Naipaul is _precisely_ the kind of arrogant, narcissistic "Portal" whom JA particularly targeted. He is a combination of Sir Thomas Bertram, Emma, and James Stanier Clarke, and he doesn't have a clue that she was laughing at men like him most of all. JA knew exactly how to lead such a man down the intellectual garden path.
And at first glance, it might seem particularly surprising that Naipaul, who is from the West Indies, should somehow fail to see, or at least be aware of, the slavery subtext of Mansfield Park. How could he be out of the loop on a topic that is now mainstream Austen criticism? I had the feeling that Naipaul was protesting a little too much about Austen's sentimentalism, and I guessed that Naipaul might be being a little disingenuous. And Google just told me my suspicion was well founded:
http://www.guardian.co.uk/books/2004/sep/25/society.politics
"...from time to time [Edward] Said criticises Naipaul as a writer who tells western power what it wants to hear about its former colonies."
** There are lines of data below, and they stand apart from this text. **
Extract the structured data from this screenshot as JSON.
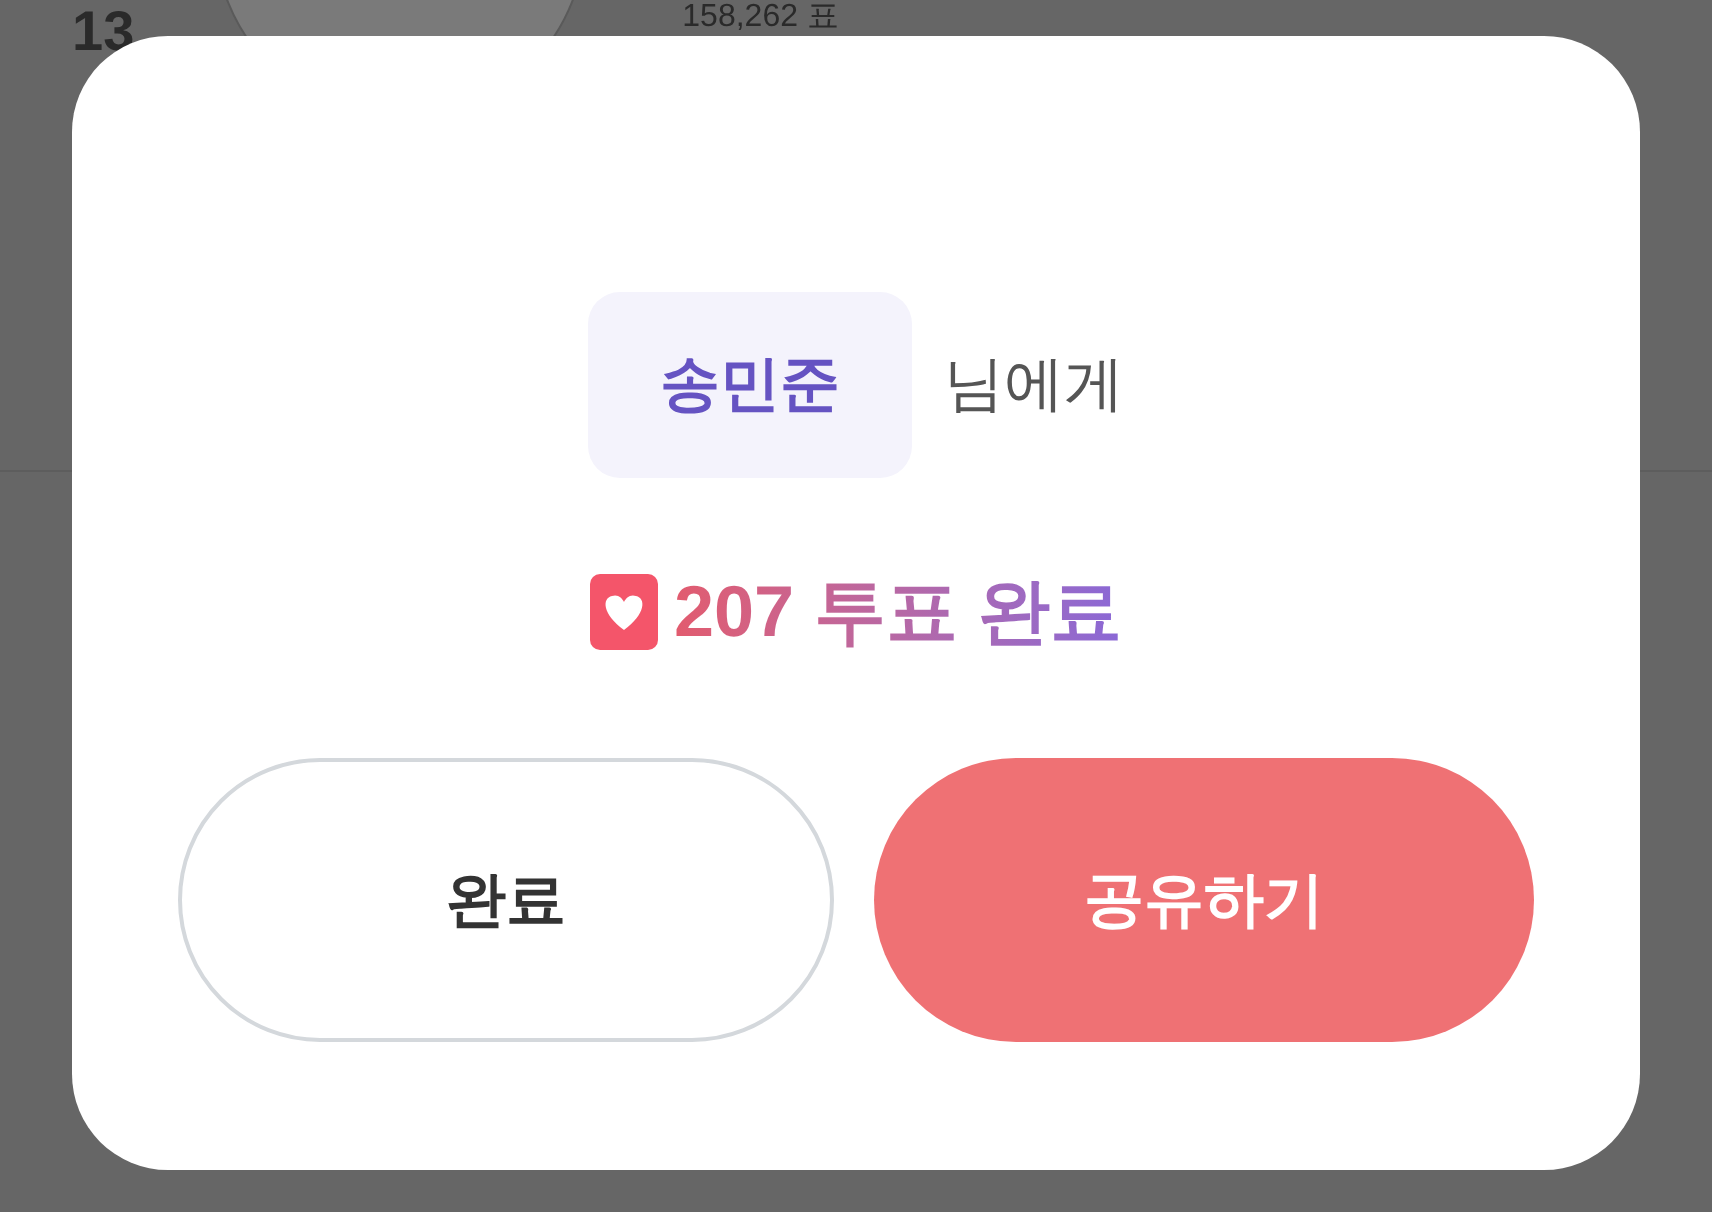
{
  "background_list": {
    "rank": "13",
    "votes": "158,262 표"
  },
  "dialog": {
    "recipient": "송민준",
    "recipient_suffix": "님에게",
    "result": "207 투표 완료",
    "buttons": [
      {
        "label": "완료",
        "kind": "secondary"
      },
      {
        "label": "공유하기",
        "kind": "primary"
      }
    ]
  }
}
There you have it. He has to dismiss JA in particular, because she's got his number, and he knows it, and he hates it. Like Sir Thomas, he would rather burn what exposes his own hypocrisy, than examine himself.
Cheers, ARNIE
Another insightful reaction to Naipaul's nonsense from a bright young woman whom I met when she attended my _Emma_ talk to the JASNA NYC chapter 13 months ago:
http://blogs.forward.com/sisterhood-blog/138322/
P.S. [added 9:45 pm EST June 3]
It turns out that this is not news that Naipaul thinks JA's writing is, basically, crap.
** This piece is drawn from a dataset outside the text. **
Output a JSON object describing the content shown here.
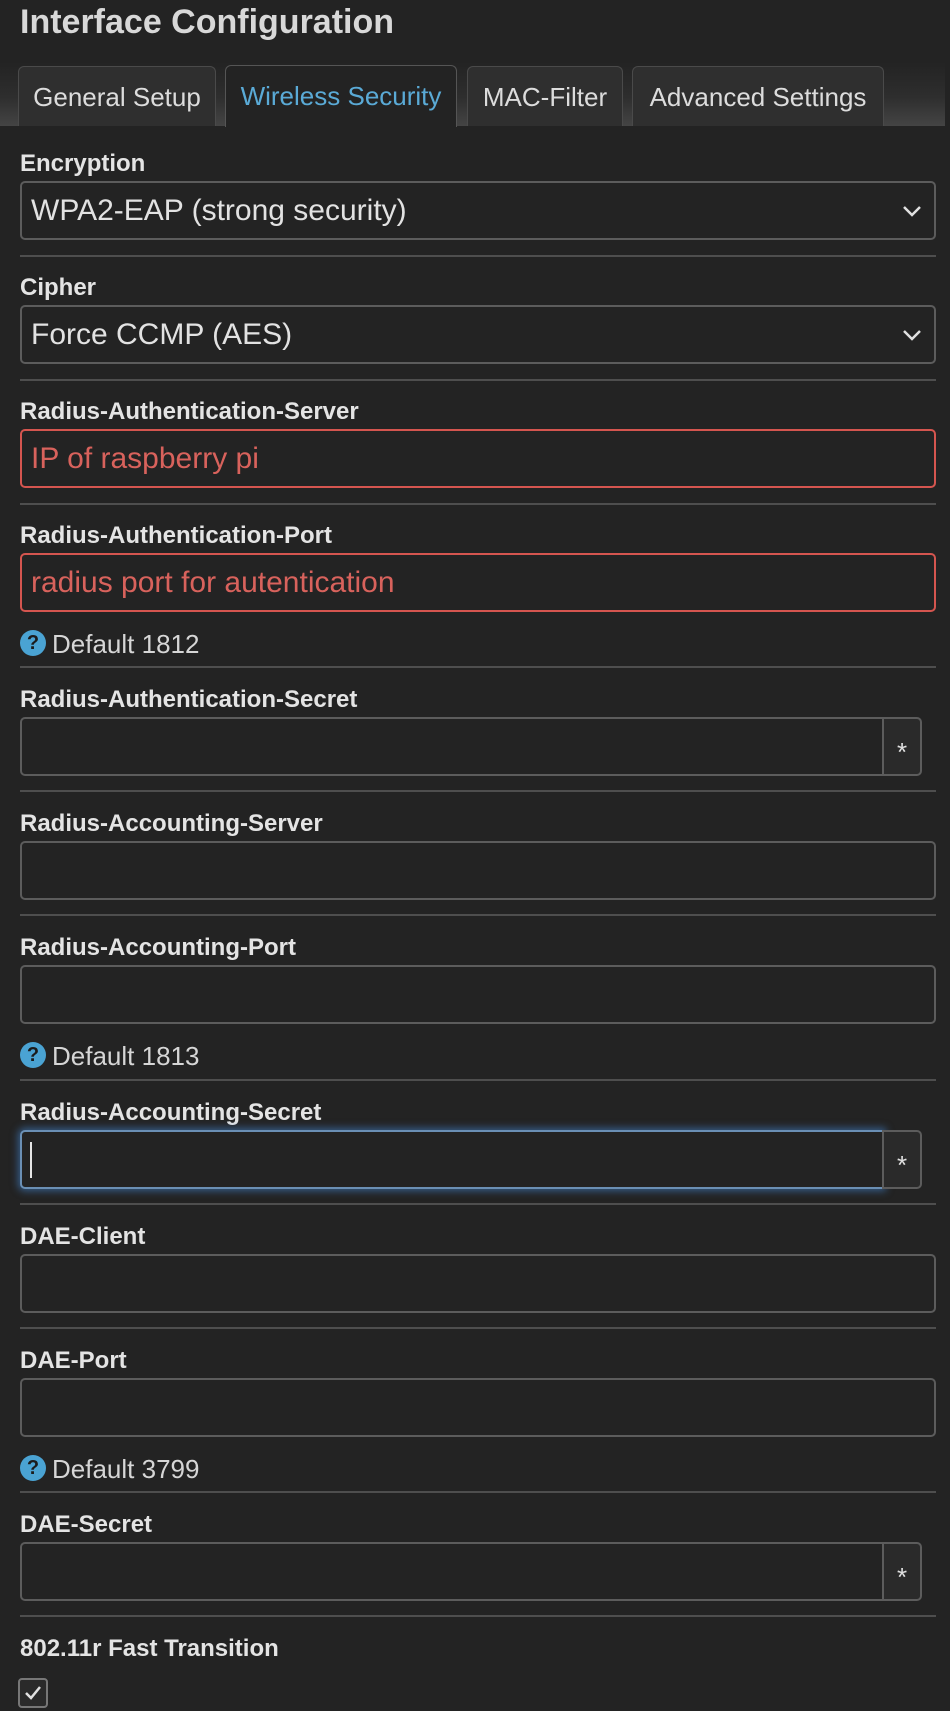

I had forgotten that two years ago, I came across an excellent article which summarized Naipaul's lifelong aversion to JA:
https://dspace.flinders.edu.au/dspace/bitstream/2328/2944/3/Austen%20Naipaul.pdf
" ‘What trouble I have with Jane Austen!’ V.S. Naipaul’s blind spot." Gillian Dooley
To Dooley's exhaustive discussion of what she so aptly calls "Naipaul's Blind Spot", I can add the following detail:
Between father and son: family letters_ contains a letter written by
Naipaul to his sister when he was 17, in 1949:
“…I am actually reading once more. I decided to start preparing myself for next year by a thorough knowledge of the nineteenth century novel. …I …went on to Jane Austen. I had read so much in praise of her. I went to the library and got Emma. It has an introduction by Monica Dickens, which extolled the book as the finest Austen ever wrote. Frankly, the introduction proved better reading than the book itself. JA appears to be essentially a writer for women; if she had lived in our age, she would undoubtedly have been a leading contributor to the women’s papers. Her work really bored me. It is mere gossip. It could appeal to a female audience. The diction is fine, of course. But the work, besides being mere gossip, is slick and professional.”
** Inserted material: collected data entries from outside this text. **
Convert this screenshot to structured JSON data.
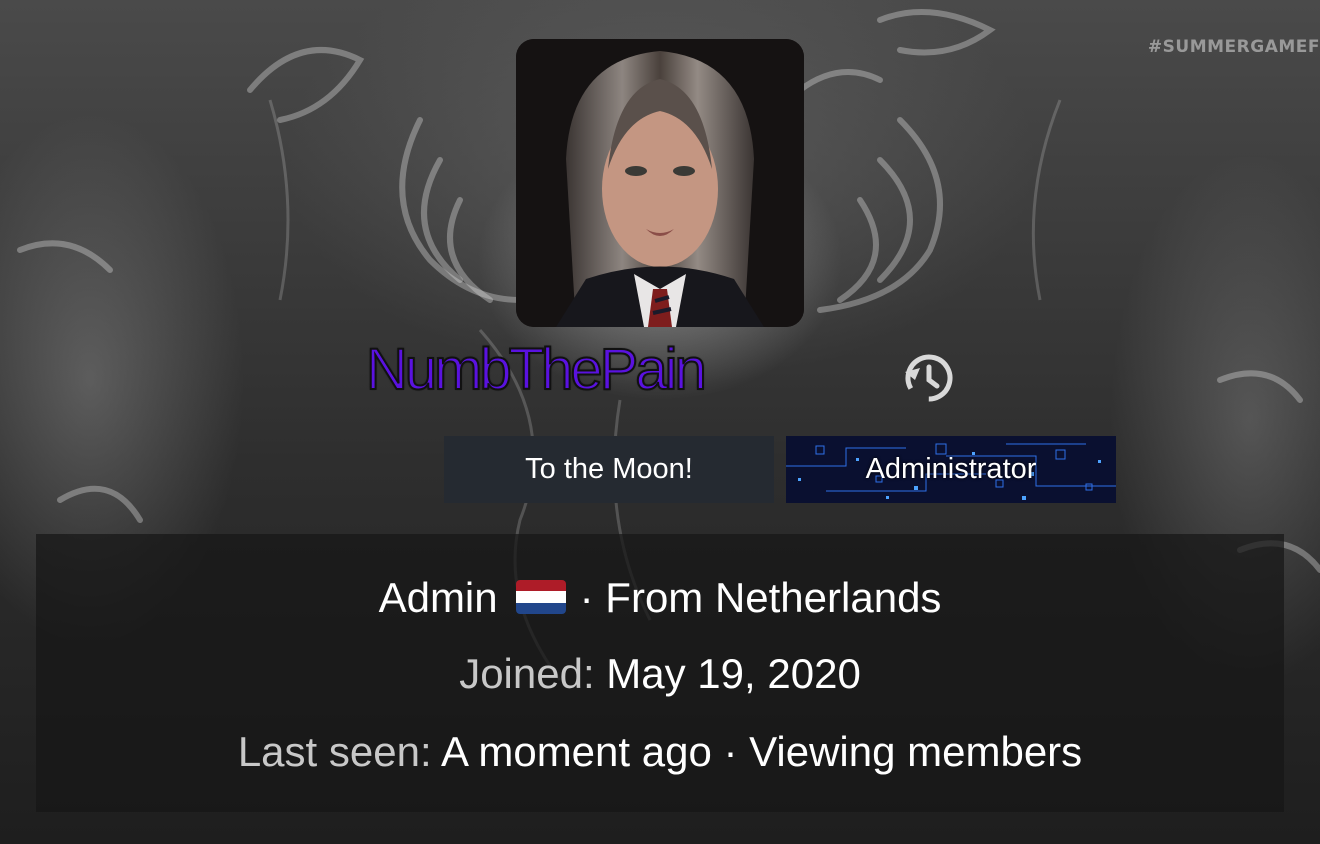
{
  "banner": {
    "hashtag": "#SUMMERGAMEF"
  },
  "profile": {
    "username": "NumbThePain",
    "username_color": "#5a12e0",
    "banners": [
      {
        "label": "To the Moon!"
      },
      {
        "label": "Administrator"
      }
    ],
    "role": "Admin",
    "flag": "netherlands-flag",
    "location_prefix": "· From ",
    "location": "Netherlands",
    "joined_label": "Joined:",
    "joined_value": "May 19, 2020",
    "last_seen_label": "Last seen:",
    "last_seen_value": "A moment ago",
    "activity": "· Viewing members"
  }
}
In _Reading & writing: a personal account _ published in 2000, Naipaul
confirms that he has always had a negative view of JA:
“When Conrad met HG Wells…, Conrad said, ‘My dear Wells,…what is all this about JA? What is it all about?” That was how I had felt in my secondary school, and for many years afterward as well; but it had not occurred to me to say so. I wouldn’t have felt I had the right. I didn’t feel competent as a reader until I was twenty five. I had by that time spent seven years in England, four of them at Oxford, and I had a little of the social knowledge that was necessary for an understanding of English and European fiction…”
In my opinion, Naipaul reveals that however good a writer he might be in his own right, he is not close to being competent as a reader, and he shows it by the elementary gaffe of not understanding that _Emma_’s being the novel about “mere gossip” is about as insightful about the novel as Emma herself is about what goes on around her! As Dooley comments re his reactions to Northanger Abbey, this guy does not merely have a tin ear for irony, he is stone cold deaf to it! I can't imagine what sort of fiction such a person would write, but, regardless of whatever beauties of style his writing might have, my guess is that it would not have very much irony in it, and therefore would be of little interest to me.